DARLENE HILL, president of the Australian School Library Association (ASLA)
THERE can be little doubt of the educational benefi ts that accompany having a properly resourced school library staffed with an appropriately qualified and dedicated teacher librarian,” Amanda Rishworth MP, committee chair House of Representatives report School libraries and teacher librarians in 21st century Australia, said.
The report, released in May by the Commonwealth Government, tabled findings of the Inquiry into School Libraries and Teacher Librarians in Australian Schools (www.aph.gov.au/house/committee/ee/schoollibraries/report.htm) and made recommendations to the education community, government bodies and education sectors about school libraries and teacher librarians.

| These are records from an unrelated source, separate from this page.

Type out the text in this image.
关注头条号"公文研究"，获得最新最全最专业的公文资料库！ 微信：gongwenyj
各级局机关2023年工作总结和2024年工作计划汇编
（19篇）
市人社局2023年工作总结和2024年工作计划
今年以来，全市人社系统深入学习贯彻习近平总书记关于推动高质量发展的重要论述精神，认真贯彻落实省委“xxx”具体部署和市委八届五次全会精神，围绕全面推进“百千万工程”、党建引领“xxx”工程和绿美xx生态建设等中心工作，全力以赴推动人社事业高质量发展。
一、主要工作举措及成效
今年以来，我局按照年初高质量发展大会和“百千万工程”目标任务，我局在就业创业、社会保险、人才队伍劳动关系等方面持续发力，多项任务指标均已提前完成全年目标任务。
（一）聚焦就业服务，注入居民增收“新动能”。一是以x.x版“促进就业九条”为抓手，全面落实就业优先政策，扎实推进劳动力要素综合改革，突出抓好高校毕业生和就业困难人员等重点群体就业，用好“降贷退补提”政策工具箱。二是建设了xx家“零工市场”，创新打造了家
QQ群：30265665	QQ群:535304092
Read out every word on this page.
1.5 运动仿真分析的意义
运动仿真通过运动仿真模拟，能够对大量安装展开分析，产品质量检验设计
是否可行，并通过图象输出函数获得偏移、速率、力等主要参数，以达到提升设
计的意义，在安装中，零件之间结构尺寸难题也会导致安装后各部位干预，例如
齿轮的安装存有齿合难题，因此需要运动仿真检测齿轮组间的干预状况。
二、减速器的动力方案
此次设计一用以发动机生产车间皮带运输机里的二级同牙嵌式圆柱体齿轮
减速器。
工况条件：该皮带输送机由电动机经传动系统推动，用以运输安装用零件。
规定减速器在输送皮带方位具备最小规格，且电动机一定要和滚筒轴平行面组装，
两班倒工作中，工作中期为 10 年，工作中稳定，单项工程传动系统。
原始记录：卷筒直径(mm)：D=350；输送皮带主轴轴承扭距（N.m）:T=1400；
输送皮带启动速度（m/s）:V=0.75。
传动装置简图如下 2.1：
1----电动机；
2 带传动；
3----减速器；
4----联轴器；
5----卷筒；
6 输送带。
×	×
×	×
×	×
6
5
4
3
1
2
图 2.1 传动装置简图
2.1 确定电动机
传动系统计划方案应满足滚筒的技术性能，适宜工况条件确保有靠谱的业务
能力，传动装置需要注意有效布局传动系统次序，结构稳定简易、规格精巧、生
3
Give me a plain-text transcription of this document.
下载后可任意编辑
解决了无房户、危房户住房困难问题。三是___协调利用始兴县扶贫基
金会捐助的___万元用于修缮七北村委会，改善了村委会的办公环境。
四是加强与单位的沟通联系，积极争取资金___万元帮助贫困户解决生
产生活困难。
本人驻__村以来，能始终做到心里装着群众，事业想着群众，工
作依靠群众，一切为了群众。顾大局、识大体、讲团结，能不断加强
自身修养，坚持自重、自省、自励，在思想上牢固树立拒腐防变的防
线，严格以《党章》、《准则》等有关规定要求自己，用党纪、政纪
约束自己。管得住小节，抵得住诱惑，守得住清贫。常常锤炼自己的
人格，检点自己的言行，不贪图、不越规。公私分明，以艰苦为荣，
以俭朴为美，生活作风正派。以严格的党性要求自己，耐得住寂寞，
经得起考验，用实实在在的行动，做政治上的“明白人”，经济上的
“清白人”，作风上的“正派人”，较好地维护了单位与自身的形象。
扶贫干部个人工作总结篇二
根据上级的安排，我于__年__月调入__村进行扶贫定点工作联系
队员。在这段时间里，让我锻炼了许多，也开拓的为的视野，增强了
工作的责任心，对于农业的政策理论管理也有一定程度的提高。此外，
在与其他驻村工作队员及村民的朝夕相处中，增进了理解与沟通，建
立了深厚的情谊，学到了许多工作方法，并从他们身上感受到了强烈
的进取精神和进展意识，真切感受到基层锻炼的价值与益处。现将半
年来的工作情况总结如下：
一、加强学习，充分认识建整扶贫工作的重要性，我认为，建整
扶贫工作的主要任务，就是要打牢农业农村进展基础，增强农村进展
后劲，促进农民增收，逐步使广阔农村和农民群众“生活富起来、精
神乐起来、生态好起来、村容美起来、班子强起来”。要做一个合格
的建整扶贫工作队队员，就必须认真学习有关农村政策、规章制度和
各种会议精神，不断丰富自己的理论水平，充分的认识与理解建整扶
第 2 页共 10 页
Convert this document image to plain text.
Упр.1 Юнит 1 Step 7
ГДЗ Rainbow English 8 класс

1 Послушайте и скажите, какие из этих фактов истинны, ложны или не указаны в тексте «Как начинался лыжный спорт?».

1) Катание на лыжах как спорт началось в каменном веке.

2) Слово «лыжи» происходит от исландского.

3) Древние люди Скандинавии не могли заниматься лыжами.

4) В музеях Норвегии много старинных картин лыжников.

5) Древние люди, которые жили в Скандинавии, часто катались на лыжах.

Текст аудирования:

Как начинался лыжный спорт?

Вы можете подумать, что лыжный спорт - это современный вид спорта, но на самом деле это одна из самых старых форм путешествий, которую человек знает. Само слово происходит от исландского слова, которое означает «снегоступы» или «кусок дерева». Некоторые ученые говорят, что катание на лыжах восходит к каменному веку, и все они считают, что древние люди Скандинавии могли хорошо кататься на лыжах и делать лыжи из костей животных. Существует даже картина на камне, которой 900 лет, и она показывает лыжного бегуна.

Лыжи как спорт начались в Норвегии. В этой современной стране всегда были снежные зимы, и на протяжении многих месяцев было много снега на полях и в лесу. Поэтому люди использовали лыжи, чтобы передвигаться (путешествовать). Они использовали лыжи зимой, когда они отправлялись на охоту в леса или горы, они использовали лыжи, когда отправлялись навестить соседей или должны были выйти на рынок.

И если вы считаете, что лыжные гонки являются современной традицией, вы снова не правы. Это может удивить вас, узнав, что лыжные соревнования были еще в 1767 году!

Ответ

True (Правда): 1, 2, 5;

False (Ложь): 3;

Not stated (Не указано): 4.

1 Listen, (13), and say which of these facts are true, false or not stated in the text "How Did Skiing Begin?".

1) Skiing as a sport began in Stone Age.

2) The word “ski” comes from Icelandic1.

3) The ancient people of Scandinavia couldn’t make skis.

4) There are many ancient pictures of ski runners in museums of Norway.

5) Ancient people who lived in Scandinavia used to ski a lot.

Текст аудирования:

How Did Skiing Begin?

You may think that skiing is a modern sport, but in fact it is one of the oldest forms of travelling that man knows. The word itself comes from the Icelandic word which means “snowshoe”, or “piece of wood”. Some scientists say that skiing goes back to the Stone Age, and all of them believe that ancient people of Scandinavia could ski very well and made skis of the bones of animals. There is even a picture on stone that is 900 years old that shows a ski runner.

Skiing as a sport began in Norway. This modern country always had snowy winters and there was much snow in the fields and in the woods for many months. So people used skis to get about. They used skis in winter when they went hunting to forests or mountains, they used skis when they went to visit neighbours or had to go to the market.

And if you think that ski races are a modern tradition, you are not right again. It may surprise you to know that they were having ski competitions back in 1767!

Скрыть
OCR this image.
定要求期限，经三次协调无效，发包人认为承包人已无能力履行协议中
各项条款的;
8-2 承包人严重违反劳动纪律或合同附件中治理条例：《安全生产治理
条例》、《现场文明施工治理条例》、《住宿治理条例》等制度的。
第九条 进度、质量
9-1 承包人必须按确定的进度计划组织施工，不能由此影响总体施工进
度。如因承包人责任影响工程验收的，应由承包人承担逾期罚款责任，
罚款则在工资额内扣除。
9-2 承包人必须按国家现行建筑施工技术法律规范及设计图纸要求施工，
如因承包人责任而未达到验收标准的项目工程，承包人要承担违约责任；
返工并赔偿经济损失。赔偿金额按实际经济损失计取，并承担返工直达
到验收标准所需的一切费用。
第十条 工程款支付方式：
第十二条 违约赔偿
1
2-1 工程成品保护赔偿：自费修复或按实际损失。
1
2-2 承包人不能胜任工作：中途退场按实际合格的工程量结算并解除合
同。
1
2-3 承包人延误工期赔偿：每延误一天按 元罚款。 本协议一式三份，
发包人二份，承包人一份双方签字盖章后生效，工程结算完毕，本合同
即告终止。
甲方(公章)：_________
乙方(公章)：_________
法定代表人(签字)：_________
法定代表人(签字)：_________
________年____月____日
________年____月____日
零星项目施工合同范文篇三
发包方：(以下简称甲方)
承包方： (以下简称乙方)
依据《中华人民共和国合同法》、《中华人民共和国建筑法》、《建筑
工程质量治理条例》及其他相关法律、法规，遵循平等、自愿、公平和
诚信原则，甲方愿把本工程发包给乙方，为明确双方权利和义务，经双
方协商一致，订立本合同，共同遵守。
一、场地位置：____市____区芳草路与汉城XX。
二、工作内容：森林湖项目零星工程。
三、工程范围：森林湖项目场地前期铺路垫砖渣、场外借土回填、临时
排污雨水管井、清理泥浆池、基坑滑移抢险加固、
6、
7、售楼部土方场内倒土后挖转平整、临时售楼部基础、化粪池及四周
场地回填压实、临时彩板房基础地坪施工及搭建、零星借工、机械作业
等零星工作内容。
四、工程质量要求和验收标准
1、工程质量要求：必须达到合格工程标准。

These recommendations now have to be considered by all stakeholders and acted upon. How is your school library positioned in relation to achieving student learning outcomes? What do you need to do as a school community?
Issue 1 — Well-resourced school libraries: The Digital Education Revolution and Building the Education Revolution (BER) programs both put technology and facilities into schools to use for learning. The BER, in particular, has built 3017 school libraries, of which 2650 are new library facilities.
A physical space though does not make a learning environment. These facilities also need staff, resources including books, and technology to support the learning program of the school.Has your school developed an action plan to adequately resource your school for learning? Have education bodies requested funds from the Commonwealth to enable them to resource these new facilities?
Issue 2 — Qualified teacher librarians: As a curriculum leader and information specialist, teacher librarians provide professional support to improve pedagogical practice and student learning outcomes. Simply having access to online resources will not improve a student’s learning or digital literacy — it is the teaching undertaken by teachers, expert with using resources and a wide range of digital tools, that can scaffold a student’s learning and enable positive outcomes.
Excellent teacher librarians are experts in a range of teaching methodologies including inquiry learning, information management, digital tools and literacies, including digital literacy.
The Productivity Commission report has detailed that 46 per cent of Australians are illiterate. The results of the Inquiry into School Libraries and Teacher Librarians in Australian Schools show that a teacher librarian makes a difference to the literacy levels of students.
Research has provided the evidence to show that a teacher librarian impacts positively on student learning. A qualified teacher librarian is one who is an experienced classroom teacher and also has a postgraduate qualification in teacher librarianship. A qualified teacher librarian in any school makes a difference to not only student learning but also to the professional learning of teachers.
Teacher librarians are an invaluable support for school leadership teams in implementing new initiatives as they have a whole of school focus and the skills needed to implement change. Do you have a teacher librarian at your school? If not, why not?
It is time to stand up for what we value as educators and that is access to the right tools, resources and quality teaching personnel so that we can make a difference to student learning.
The previous committee chair, Sharon Bird MP, in her parliamentary response to the report said: “With the depth, complexity and breadth of information available to young people today, they need an experienced navigator more than ever to assist them in assessing the source, the legitimacy and the value of information that they are accessing, in particular, online.”
The research has been presented, and the evidence is clear: well-resourced school libraries, with qualified staff make a difference to student learning.
It is time for governments, educational bodies and schools to take action to ensure all Australian students have access to resources suitable to their learning needs, with a teacher librarian who can mediate and facilitate learning in an increasingly digital world.